Footage has also been published showing a US-made Hornet drone striking a Sukhoi Su-24 tactical bomber at Saky Air Base in Crimea. Judging by the footage, the aircraft appears to have been decommissioned, as part of the cockpit canopy and a section of the vertical stabilizer were missing. It is worth noting that the distance from AFU positions in the Kherson region to Saky Air Base is nearly 200 kilometers [124 mi], and it remains unclear how the drone managed to cover such a long distance. One possible explanation is that balloons were used to assist the flight, especially since there have previously been reports of such experiments.
According to Ukrainian military expert Serhii "Flash" Beskrestnov, relay stations in Belarus are likely still being used periodically during attacks on Ukraine. On July 15, during an attack on the town of Malyn in the Zhytomyr region, a Shahed-136 (Geran-2) loitering munition jet flew along the border with Belarus. It then flew over a highway to Korosten, turned around and flew directly over the railway to Malyn, where it attacked a gas station. This behavior is typical of a UAV being manually piloted using its onboard camera. The distance from the attack site to the Russian border is 260 kilometers [161 mi], which is too far for a direct radio link. Additionally, there were no other UAVs in the air at that time that could have served as relay stations.
At the Pennsylvania Defense and Innovation Summit, CIA Director John Ratcliffe said that the agency's intelligence aligns with some open-source reports estimating the current average life expectancy of a Russian recruit on the battlefield in Ukraine at 20 to 30 minutes. This information actually came from a post on an anonymous Telegram channel with 5,000 subscribers. The authors cited an article that supposedly referenced an independent study. The New York Post later cited this publication, apparently supplying Ratcliffe with false data. Aside from the dubious source and the claim's overall implausibility, it is also unclear from what point the authors believe those 20 to 30 minutes should be measured.
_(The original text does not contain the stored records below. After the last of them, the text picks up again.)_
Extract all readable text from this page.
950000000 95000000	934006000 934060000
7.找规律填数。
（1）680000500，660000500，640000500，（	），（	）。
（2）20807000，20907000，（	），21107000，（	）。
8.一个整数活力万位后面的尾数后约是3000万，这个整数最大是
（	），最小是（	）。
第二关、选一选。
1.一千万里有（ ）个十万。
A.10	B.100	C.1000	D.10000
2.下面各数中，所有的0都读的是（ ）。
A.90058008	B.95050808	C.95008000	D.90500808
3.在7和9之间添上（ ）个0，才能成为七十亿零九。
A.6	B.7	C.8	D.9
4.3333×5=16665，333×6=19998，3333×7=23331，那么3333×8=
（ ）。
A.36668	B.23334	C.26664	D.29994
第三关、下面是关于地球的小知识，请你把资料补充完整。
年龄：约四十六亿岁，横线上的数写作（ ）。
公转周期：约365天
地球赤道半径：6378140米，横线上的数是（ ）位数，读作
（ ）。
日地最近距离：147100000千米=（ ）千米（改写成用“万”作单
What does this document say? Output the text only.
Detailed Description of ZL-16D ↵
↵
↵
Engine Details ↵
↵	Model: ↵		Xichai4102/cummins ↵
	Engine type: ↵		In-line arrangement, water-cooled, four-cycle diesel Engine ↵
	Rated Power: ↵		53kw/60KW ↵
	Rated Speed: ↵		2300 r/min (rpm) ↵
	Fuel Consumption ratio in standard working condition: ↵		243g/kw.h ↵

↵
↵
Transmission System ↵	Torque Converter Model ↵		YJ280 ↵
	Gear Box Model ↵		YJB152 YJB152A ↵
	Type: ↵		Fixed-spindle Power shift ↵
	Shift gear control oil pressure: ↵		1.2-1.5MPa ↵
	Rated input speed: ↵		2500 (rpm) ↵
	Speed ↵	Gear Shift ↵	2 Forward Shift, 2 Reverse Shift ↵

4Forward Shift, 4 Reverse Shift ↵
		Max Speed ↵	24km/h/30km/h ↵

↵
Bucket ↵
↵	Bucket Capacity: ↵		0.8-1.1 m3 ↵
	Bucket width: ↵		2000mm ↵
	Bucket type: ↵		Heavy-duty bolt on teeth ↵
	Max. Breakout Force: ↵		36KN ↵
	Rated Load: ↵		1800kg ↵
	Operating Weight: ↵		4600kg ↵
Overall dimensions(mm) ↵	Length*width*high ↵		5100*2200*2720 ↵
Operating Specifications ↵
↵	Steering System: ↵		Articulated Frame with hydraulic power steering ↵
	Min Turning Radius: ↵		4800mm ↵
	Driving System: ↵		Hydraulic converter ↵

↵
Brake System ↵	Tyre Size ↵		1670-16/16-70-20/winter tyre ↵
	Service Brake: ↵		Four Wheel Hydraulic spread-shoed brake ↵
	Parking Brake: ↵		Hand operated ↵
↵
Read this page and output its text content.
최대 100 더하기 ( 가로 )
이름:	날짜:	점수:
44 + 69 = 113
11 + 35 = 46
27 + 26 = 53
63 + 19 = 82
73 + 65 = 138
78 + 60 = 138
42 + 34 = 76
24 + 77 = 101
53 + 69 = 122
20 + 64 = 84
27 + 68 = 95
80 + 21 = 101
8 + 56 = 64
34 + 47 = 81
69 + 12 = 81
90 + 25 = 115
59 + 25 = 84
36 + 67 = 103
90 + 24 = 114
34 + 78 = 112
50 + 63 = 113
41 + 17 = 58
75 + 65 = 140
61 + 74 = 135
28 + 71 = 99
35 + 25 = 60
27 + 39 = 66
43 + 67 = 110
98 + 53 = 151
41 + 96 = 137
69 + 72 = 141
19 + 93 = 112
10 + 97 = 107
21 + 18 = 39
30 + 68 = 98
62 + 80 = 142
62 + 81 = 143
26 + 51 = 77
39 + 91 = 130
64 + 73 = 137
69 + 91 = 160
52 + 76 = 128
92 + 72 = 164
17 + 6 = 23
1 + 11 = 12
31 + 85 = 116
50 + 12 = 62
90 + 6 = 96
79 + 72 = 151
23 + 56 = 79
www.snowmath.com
According to the Vyorstka media outlet, volunteers delivering humanitarian aid to Russian soldiers in the combat zone have had difficulty organizing travel due to the fuel shortage. Although this could lead to localized difficulties, it does not indicate widespread and significant problems for the military. Russian military expert Yan Matveev published a video showing border guards on the Crimean Peninsula thanking the volunteer organization Dva Mayora [Two Majors] for helping procure equipment used to transport fuel, and argued that the group was supplying fuel to the military. We would note, however, that the video refers to equipment for transporting fuel, not to fuel itself. Moreover, the recipients are border guards, not military personnel directly involved in frontline operations. We therefore continue to believe that fuel shortages do not have a direct impact on combat operations. While they may have some limited effect on the war, for example, by complicating troop rotations in certain sectors of the frontline or making it more difficult to refuel generators, we have not observed any significant operational impact.